Se cumplen 200 años del nacimiento editorial de Frankenstein, obra que Mary W. Shelley regaló a la Cultura universal un 17 de junio de 1816 (fecha de escritura, que no de publicación, de la novela) en Villa Deodati, a orillas del lago Ginebra. Dejando al margen la curiosa y azarosa vida de su autora y cómo a una mujer tan joven y refinada se le ocurrió semejante monstruosidad (cuestiones ambas que están más relacionadas de lo que podría pensarse), creo que el gran magnetismo de esta famosísima obra, más allá incluso de ese grial que es el triunfo sobre la muerte, está en su protagonista, la criatura "fabricada" por Víctor Frankenstein.
Ese monstruo, indudablemente icónico pero devaluado hasta casi la caricatura en las diversas e innumerables adaptaciones del original novelesco, representa la quintaesencia del paria, lo marginado llevado a su paroxismo, la orfandad definitiva. Feo, culto, incomprendido, desubicado, freak, extranjero en cualquier tierra, víctima constante de prejuicios e infundios...todos los atributos de la criatura conforman un solo collage de los distintos parias que aún hoy podemos encontrar por desgracia en cualquier sociedad. Una abominación que resulta más humana que los humanos, pues su indudable anhelo de comprensión, aceptación, conocimiento y amor resulta tan absolutamente humano que es insaciable por una sociedad perdida entre la ciencia, la hipocresía y la superstición.

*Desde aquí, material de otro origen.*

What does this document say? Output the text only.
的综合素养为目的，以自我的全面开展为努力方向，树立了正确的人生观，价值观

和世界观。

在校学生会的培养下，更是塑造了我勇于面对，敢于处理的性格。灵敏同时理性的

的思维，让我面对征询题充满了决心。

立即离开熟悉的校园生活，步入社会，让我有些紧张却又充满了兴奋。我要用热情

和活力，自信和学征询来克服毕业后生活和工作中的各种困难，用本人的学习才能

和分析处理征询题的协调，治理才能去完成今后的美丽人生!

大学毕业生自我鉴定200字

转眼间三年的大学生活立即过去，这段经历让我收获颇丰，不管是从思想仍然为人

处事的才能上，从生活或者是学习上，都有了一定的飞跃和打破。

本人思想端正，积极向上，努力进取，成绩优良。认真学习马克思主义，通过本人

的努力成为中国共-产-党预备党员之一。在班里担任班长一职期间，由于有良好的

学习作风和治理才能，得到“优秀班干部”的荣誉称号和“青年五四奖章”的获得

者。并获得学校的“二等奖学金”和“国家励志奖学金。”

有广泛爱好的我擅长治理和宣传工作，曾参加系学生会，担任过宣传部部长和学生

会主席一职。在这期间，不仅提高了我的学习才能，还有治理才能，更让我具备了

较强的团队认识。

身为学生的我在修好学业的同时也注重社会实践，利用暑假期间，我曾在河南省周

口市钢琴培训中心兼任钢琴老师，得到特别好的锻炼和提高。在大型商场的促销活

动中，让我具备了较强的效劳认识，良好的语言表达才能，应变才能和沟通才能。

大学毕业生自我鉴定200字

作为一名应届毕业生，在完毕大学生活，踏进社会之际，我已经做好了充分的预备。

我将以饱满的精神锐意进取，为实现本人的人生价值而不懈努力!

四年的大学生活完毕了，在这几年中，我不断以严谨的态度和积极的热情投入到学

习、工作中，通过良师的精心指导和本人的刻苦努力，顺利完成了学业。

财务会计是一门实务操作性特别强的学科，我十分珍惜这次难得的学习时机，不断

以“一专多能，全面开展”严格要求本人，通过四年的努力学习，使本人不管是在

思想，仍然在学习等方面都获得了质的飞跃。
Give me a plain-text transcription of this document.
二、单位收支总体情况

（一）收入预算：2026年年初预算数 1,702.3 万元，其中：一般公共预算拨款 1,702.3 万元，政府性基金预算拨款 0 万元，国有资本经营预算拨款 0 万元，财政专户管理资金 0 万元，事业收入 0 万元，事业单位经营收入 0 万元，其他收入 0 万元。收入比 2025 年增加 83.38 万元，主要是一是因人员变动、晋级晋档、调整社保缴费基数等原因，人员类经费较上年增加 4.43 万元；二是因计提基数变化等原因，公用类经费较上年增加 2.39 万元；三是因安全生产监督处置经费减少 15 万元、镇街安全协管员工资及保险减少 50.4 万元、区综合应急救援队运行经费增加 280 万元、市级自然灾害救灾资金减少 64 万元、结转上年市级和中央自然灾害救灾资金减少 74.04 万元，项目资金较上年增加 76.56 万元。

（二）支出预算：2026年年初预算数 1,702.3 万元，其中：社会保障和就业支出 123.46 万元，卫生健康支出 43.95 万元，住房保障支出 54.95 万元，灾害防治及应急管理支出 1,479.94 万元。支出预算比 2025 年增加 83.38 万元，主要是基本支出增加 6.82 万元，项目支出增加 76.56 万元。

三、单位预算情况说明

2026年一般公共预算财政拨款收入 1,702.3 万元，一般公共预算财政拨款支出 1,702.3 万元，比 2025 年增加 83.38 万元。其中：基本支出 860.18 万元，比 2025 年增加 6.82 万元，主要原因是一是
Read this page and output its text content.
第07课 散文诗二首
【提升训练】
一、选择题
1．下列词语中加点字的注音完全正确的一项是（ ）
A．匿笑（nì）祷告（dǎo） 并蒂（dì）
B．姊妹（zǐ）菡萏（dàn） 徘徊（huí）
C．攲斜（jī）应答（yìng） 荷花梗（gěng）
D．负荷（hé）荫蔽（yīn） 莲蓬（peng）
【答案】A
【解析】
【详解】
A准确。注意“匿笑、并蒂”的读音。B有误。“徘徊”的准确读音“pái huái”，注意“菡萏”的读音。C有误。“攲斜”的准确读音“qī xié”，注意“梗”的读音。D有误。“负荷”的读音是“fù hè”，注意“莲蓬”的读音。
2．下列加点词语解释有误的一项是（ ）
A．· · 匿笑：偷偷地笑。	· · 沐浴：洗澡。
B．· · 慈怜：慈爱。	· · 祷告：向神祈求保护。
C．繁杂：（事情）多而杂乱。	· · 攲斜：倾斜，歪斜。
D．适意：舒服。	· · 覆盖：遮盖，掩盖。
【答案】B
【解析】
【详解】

Por eso, por esa confrontación entre el deseo y la realidad, entre la necesidad y la frustración, entre la carencia y el rechazo, entre el marginado y la impermeable e insensible sociedad, se desencadenan el conflicto y la tragedia que hacen de la criatura de Frankenstein no tanto un monstruoso villano de novela gótica como un antihéroe trágico, víctima de ese fatum que es la condición humana. Él es un monstruo no por su origen sino porque la sociedad lo ve y lo trata como tal, rechazándolo, aislándolo, arrinconándolo hasta más allá de los márgenes que delimitan la "polis social", arrojándolo a una intemperie existencial donde sólo le espera la depresión, la locura y la muerte.
Así las cosas, pasados dos siglos desde que vino a este mundo, la novela de Mary W. Shelley sigue siendo brutalmente moderna no tanto por su indudable valor como simple ficción sino por su calidad como tétrica alegoría del ser humano en su búsqueda del sentimiento de pertenencia, de arraigo, de hogar emocional. Y es que, como los valleinclanescos espejos del callejón del Gato, Frankenstein o el moderno Prometeo, en el fondo, no es más que el reflejo deforme de una sociedad dispuesta a rechazar la disonancia, a castigar a cualquiera que lleve consigo el divino fuego de la diferencia.